Multi-device drivers such as ASIO4ALL also have their own issues. In some cases, multiple devices can conflict with each other, resulting in crackles, stutters, glitches, and other anomalies. I’ve even come across situations wherein one or more devices require repeated restarts or don’t work at all.
Don’t get me wrong‒ASIO4ALL is great when it works, But it isn’t a ‘magic bullet’ that will work for every conceivable scenario. To its credit, it is free, so you have nothing to lose by trying it out. If it turns out to be problematic with your particular system, it would be best to try other options.
How to set up your system to use two audio interfaces
So now that you know that using two or more audio interfaces simultaneously could work, how do you go about setting up your system? Here are some tips:
- A good rule of thumb is to install the older device first. This ensures that any drivers you will install later will always be the latest version and that it won’t be overwritten by an older driver. In addition, this will reduce the risk of driver conflicts and incomplete installations.
- Make sure that your operating system supports all the audio interfaces you plan to use. If a particular unit doesn’t work with your system on its own, there is no way that it will work as part of a multiple interface setup.
- It goes without saying, but make sure to install the latest drivers for all the devices you plan to use. Whether you use the manufacturer-supplied driver for multiple identical devices or you want to give ASIO4ALL a try, installing the latest drivers will minimize potential problems.
- Once you have all the necessary drivers installed, set up your multiple-device driver. The driver should have a control panel where you can activate the inputs and outputs of each device you will use.
- Here’s a tip: disable any I/Os that you don’t need. For example, if you’re using the audio capabilities of only one of your devices, you can disable the I/Os of the other devices to prevent possible conflicts. This could also help reduce the noise from unused open inputs.
- Check to see that all the necessary I/Os pass signals properly. If you are using several inputs from different audio interfaces, make sure that they capture audio without unwanted noise or glitches. All open outputs should perform the same way.

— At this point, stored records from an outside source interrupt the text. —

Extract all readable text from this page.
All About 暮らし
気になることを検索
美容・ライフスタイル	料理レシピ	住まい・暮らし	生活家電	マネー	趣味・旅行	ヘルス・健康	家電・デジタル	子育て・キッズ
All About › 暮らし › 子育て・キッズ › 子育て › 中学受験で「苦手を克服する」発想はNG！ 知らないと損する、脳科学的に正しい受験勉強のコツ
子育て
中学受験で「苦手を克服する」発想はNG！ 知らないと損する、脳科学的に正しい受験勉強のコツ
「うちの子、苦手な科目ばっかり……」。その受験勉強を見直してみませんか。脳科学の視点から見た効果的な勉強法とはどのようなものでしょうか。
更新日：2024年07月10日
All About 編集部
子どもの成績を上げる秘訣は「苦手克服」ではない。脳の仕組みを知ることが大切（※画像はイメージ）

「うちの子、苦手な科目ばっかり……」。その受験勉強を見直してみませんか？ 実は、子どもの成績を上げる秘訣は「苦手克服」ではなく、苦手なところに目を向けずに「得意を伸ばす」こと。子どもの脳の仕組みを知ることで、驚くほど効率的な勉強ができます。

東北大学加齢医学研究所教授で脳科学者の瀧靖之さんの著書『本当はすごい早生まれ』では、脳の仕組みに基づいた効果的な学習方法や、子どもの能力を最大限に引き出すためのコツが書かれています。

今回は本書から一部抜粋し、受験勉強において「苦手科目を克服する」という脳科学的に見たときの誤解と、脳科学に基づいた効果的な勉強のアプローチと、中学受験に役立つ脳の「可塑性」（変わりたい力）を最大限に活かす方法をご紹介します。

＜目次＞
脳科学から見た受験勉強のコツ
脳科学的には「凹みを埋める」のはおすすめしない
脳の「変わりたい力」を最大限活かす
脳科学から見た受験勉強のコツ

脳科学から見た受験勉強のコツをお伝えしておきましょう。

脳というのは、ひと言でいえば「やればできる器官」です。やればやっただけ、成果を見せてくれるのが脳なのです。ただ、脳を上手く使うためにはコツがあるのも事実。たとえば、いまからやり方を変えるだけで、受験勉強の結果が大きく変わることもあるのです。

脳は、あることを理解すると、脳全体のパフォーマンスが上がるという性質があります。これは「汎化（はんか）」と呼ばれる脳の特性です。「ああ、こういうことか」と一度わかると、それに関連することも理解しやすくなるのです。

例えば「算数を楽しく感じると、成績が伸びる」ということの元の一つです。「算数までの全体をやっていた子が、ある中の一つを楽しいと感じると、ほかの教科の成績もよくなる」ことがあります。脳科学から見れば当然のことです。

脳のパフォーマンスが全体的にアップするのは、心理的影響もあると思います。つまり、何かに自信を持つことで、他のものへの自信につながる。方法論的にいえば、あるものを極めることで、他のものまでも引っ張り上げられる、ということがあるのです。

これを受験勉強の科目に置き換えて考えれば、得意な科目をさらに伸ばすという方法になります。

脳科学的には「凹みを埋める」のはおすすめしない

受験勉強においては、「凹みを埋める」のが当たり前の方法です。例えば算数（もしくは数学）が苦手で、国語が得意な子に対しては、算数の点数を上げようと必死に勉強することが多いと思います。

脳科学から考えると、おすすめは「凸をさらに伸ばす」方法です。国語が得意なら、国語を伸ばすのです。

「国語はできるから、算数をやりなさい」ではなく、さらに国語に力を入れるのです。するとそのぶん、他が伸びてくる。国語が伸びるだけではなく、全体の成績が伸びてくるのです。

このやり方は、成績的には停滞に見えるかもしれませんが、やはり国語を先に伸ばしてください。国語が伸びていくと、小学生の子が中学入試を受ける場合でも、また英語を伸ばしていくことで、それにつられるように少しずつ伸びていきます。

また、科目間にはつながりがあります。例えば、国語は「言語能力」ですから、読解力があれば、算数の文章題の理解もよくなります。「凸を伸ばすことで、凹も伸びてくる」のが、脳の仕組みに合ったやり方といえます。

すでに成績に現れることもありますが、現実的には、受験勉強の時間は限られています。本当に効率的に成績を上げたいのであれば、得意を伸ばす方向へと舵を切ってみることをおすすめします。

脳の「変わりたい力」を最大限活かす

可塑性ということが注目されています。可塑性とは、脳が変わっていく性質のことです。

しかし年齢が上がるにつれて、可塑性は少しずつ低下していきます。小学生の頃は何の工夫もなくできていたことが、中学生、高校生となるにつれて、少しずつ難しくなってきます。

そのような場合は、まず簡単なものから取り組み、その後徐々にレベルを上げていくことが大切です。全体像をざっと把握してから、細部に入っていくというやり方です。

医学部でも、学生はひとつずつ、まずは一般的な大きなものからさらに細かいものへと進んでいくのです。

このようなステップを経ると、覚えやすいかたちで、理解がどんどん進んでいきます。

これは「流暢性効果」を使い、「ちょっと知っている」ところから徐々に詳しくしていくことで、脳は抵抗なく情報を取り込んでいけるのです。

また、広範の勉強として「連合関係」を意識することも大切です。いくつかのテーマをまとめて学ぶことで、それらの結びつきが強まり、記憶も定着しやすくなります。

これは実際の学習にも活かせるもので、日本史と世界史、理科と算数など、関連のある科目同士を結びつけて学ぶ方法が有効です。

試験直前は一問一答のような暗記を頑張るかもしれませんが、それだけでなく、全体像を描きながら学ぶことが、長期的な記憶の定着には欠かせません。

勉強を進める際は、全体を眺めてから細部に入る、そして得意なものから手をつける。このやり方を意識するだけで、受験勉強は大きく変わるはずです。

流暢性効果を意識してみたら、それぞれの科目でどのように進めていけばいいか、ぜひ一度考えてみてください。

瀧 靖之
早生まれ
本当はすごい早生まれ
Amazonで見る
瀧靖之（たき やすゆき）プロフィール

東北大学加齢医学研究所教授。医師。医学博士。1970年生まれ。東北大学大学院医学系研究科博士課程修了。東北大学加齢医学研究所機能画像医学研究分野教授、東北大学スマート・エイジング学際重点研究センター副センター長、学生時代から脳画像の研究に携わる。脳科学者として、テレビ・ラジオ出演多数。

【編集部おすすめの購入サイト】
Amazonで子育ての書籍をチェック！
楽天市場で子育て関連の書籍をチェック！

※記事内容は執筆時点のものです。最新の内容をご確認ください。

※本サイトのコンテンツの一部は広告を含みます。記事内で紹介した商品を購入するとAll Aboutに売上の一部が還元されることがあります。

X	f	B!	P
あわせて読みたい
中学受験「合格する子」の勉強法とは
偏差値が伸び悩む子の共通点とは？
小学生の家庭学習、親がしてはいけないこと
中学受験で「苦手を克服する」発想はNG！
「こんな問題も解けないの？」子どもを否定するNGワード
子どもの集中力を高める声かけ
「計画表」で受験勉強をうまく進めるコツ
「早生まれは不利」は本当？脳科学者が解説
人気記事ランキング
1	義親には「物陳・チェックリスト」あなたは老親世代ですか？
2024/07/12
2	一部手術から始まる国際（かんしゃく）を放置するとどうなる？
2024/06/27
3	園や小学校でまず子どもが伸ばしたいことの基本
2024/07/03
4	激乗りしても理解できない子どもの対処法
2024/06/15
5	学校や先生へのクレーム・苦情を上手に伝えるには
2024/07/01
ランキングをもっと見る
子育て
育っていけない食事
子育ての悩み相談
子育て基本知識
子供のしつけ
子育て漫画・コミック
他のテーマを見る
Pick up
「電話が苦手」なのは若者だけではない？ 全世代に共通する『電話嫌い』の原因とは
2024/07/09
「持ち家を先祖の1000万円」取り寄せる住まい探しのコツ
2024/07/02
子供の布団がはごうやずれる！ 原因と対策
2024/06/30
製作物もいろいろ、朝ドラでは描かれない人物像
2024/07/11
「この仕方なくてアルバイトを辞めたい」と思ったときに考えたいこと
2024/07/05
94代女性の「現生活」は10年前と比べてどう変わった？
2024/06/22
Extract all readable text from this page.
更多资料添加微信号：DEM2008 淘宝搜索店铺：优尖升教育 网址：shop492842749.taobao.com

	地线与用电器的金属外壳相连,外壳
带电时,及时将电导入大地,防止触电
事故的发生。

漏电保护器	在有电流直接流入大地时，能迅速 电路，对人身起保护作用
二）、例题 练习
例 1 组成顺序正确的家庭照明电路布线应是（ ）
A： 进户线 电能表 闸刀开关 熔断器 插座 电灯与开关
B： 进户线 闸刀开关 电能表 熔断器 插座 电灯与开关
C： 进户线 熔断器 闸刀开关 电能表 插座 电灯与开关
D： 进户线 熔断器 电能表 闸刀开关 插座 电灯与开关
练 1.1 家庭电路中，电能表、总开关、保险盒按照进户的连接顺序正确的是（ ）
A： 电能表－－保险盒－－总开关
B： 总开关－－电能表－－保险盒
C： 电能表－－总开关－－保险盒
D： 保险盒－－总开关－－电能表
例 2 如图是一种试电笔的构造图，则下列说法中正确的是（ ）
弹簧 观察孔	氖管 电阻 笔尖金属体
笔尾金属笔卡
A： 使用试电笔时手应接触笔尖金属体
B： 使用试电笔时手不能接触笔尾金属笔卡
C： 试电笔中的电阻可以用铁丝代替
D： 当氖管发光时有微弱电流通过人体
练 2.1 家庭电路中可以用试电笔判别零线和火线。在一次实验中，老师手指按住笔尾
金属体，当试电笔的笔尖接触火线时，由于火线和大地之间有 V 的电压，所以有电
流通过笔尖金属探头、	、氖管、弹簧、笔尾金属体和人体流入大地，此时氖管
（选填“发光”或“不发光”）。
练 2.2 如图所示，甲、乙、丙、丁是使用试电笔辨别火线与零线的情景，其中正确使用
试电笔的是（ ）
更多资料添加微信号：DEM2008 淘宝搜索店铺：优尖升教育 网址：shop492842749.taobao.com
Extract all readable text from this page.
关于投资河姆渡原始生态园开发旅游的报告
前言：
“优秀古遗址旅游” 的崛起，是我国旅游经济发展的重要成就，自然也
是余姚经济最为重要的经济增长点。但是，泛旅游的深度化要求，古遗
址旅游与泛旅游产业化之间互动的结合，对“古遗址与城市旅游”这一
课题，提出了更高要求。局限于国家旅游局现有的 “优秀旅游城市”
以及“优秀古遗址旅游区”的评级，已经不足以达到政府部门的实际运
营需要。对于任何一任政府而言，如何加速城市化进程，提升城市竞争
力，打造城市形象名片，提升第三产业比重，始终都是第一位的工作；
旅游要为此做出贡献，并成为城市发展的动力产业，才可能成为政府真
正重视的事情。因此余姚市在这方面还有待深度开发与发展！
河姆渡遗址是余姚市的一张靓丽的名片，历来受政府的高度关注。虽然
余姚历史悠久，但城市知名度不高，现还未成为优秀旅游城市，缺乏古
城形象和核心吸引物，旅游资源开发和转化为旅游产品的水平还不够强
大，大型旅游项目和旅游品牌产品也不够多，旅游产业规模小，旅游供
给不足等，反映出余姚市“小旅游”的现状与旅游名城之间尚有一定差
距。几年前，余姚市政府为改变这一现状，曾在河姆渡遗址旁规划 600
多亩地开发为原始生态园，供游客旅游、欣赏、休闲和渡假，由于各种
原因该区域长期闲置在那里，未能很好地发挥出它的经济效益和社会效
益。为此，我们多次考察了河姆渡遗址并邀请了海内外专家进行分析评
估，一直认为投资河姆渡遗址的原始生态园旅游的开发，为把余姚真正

- Finally, pay attention to how your system performs with all the interfaces active. There should be no noticeable lags or stutters. If everything seems to be working properly, you’re in business!
Alternatives to using multiple audio interfaces
Let’s say that it isn’t possible to use multiple audio interfaces in one system. Maybe the devices you have conflict with each other or they simply don’t work together with a single multi-device driver. Or you only have a single audio interface. What then?
There are ways to get the functionality of a multi-interface setup, even with a single device. For starters, you could use the loopback feature if your device supports it. This allows you to capture audio while another source is playing back. So, for example, you could record the audio track of a training video along with your voiceover.
Check out this article for some more information about loopback capability.
Some audio interfaces support loopback natively, but many newer devices don’t have this feature. Some audio interfaces that have loopback capability are:
- Scarlett 3rd Gen 4i4, 8i6, 18i8 and 18i20
- The Audient iD4 and iD14 (MKII)
- Presonus Studio 24c
Another option is to add more I/O to your audio interface. If your device has an ADAT port, you could connect an expander unit that essentially gives you more physical inputs and outputs. Some audio interfaces that have ADAT connectivity are:
- Focusrite Scarlett 18i20
- Focusrite Clarett 8Pre 18×20
- PreSonus Studio 192
- RME Babyface Pro FS
- TASCAM US-20×20
There you have it. That’s pretty much everything you need to know about using two or more audio interfaces together. It can be challenging to get everything set up and working without any issues, and you will likely have to go through a lot of trial and error, not to mention disappointment and frustration. But when it all comes together‒and there is a good chance it will‒the benefits can be considerable.
Good luck and have a great recording session!